Animated Visualizers

This page contains animated visualizations for the OscillationMethods project, stepping through each of the 7 topics.

The code to create these visualizations is openly available here. If you wish to use any of these visualizations, please cite the Oscillation Methods paper.

Intro: Oscillation Visualizers

In this page, we will use a series of animated visualizers to demonstrate what we think are some important methodological considerations, organized into 7 key topics or recommended “checks”. These figures are created with simulated data in order to demonstrate particular topics of interest when examining oscillations.

fig0

In the visualization above, a simulated neural signal, containing both an oscillation and an aperiodic component (black) is shown, along with the corresponding power spectrum to the right, and below, the filtered signal (blue) and instantaneous amplitude (red).

#1 Oscillation Presence

The first recommendation is to start by detecting neural oscillations!

Neural oscillations are not always present. Measures, such as narrowband filters can give results that appear oscillatory, but actually reflect non-oscillatory (‘aperiodic’) aspects of the data.

fig1

In the visualization above, the simulated time series (top left; black) is purely aperiodic, as can also be seen in the power spectrum below. The shaded regions indicate canonical frequency bands (delta - yellow; theta - green; alpha - blue; beta - purple). To the right, is the filtered signal, in canonical frequency ranges. Note that despite being simulated with no rhythmic activity, the filtered signals appear to be rhythmic.

#2 Center Frequency

The second recommendation is to examine defined frequency bands to evaluate if they match the data!

Oscillation frequencies can be idiosyncratic, meaning predefined band ranges (ex. alpha: 8-12) may lead to misestimations of power and/or lead to power “bleeding” into adjacent frequency bands.

fig2

In the visualization above, two example signals are shown, one with a canonical alpha signal (blue - 10 Hz), and another with a variable alpha center frequency (green). As can be seen in the filtered traces, and band power measures, variance in center frequency can affect measures of band power.

#3 Aperiodic Activity

The third recommendation is to examine if aperiodic activity is contributing to and/or may explain measure changes!

Neural activity also contains dynamic aperiodic (1/f-like) activity, which can influence band power measures & relative power. Because of dynamic aperiodic activity, one may need to control for changes in non-oscillatory activity!

fig3

In the visualization above, two signals (power spectra are compared), in which one is ‘spectrally rotated’, reflecting a difference in the aperiodic component of the signal.

#4 Temporal Variability

The fourth recommendation is to consider temporal variability (burstiness), including, for example, using burst detection to see if burstiness might impact measures / explain differences in measures of interest.

Oscillations are temporally variable, which can influence measures in ways that can be misinterpreted as changes in (continuous) power.

fig4

In the visualization above, different temporal properties of the signal are shown, each which reflect the same difference in power in the alpha band, arising from differences in burst features. These differences include true difference in the amount of the power of the oscillation, differences in burst duration (how many cycles a burst lasts), and differences in burst occurrence (how often a burst happens).

#5 Waveform Shape

The fifth recommendation is to examine waveform shape, to evaluate if and how any non-sinusoidalities may be influencing measures of interest.

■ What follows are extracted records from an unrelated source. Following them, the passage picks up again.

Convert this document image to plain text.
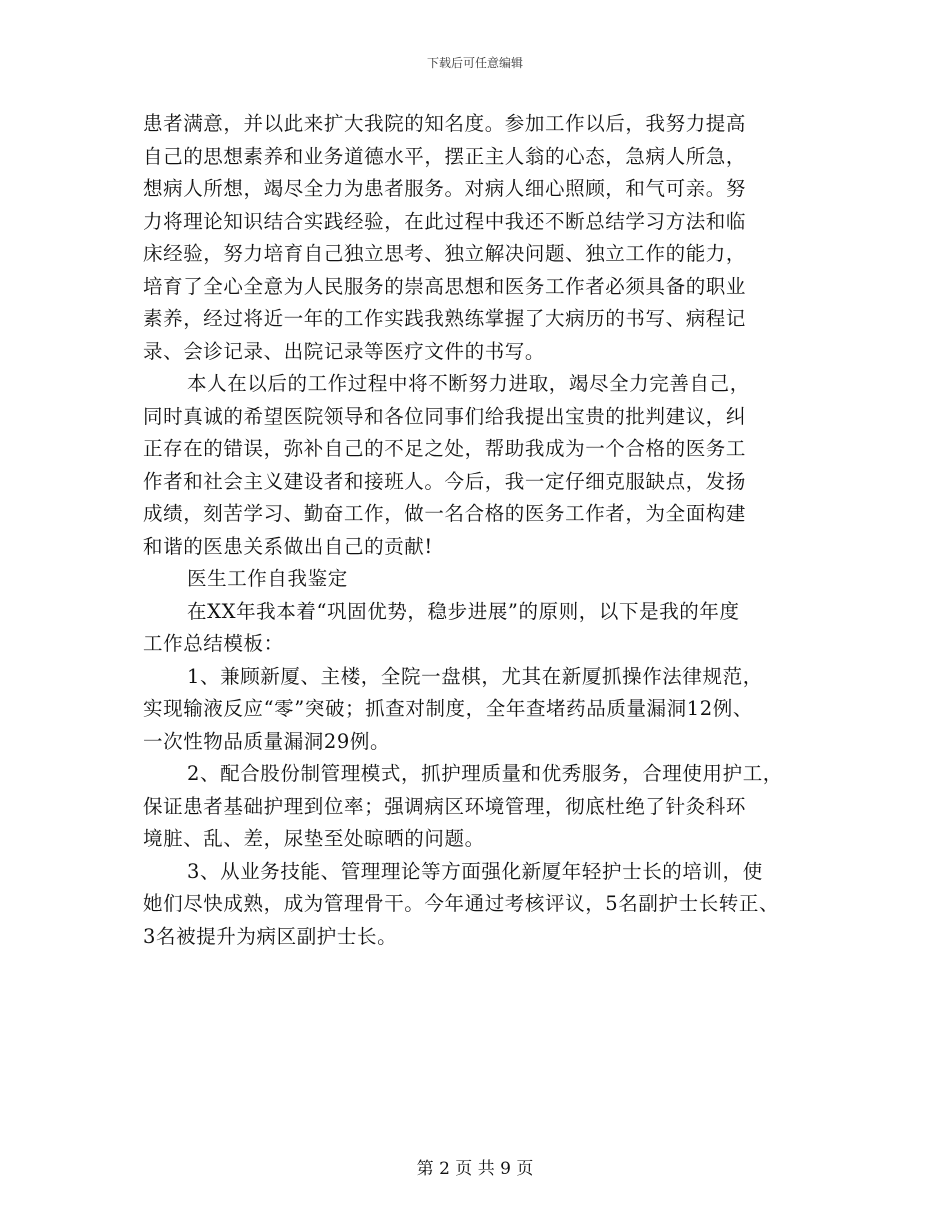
下载后可任意编辑
患者满意，并以此来扩大我院的知名度。参加工作以后，我努力提高
自己的思想素养和业务道德水平，摆正主人翁的心态，急病人所急，
想病人所想，竭尽全力为患者服务。对病人细心照顾，和气可亲。努
力将理论知识结合实践经验，在此过程中我还不断总结学习方法和临
床经验，努力培育自己独立思考、独立解决问题、独立工作的能力，
培育了全心全意为人民服务的崇高思想和医务工作者必须具备的职业
素养，经过将近一年的工作实践我熟练掌握了大病历的书写、病程记
录、会诊记录、出院记录等医疗文件的书写。
本人在以后的工作过程中将不断努力进取，竭尽全力完善自己，
同时真诚的希望医院领导和各位同事们给我提出宝贵的批判建议，纠
正存在的错误，弥补自己的不足之处，帮助我成为一个合格的医务工
作者和社会主义建设者和接班人。今后，我一定仔细克服缺点，发扬
成绩，刻苦学习、勤奋工作，做一名合格的医务工作者，为全面构建
和谐的医患关系做出自己的贡献!
医生工作自我鉴定
在XX年我本着“巩固优势，稳步进展”的原则，以下是我的年度
工作总结模板：
1、兼顾新厦、主楼，全院一盘棋，尤其在新厦抓操作法律规范，
实现输液反应“零”突破；抓查对制度，全年查堵药品质量漏洞12例、
一次性物品质量漏洞29例。
2、配合股份制管理模式，抓护理质量和优秀服务，合理使用护工，
保证患者基础护理到位率；强调病区环境管理，彻底杜绝了针灸科环
境脏、乱、差，尿垫至处晾晒的问题。
3、从业务技能、管理理论等方面强化新厦年轻护士长的培训，使
她们尽快成熟，成为管理骨干。今年通过考核评议，5名副护士长转正、
3名被提升为病区副护士长。
第 2 页 共 9 页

Oscillations are often non-sinusoidal which, in Fourier based measures, leads to “harmonics” and influences measures like phase-amplitude coupling.

fig5

In the visualization above, two signals are compared, one being a pure sinusoid (black), and another with variable waveform shape properties (green). In the power spectrum (right) and the band power measures, we can see that the waveform shape create harmonics that lead to measured beta beta. In addition, this harmonic power leads to measured phase-amplitude coupling (PAC) between alpha and higher frequencies, despite there only being one rhythmic component in the signal.

#6 Overlapping Sources

The sixth recommendation is to address overlapping sources, by using source separation to check for and isolate components.

Electrodes often can record multiple overlapping sources, wherein differences in frequency and/or phase of distinct sources can influence the measured surface potential.

fig6

In the visualization above, two sources (red and blue) are simulated, and measured as an overlying electrode (green). Note that the simulated signals are non-sinusoidal, and thus have harmonic peaks. Represented is cases in which the two sources have variable frequency or variable phase, and how these lead to different recordings at the overlying electrode.

#7 Signal-to-noise ratio

The seventh recommendation is to check the signal-to-noise ratio (SNR) to evaluate if there is sufficient SNR for computing measures of interest.

As oscillatory power decreases, estimates get noisier, which can lead to misestimations and potentially precludes clear interpretation of derived measures.

fig7

In the visualization above, a signal with variable oscillation power (SNR) is simulated, with representations of the power spectrum, raw time series, filtered time series, and instantaneous phase and frequency. Note that the simulated oscillation is consistently present in all cases - variability of the measures is due to noisy estimates when the signal power is low.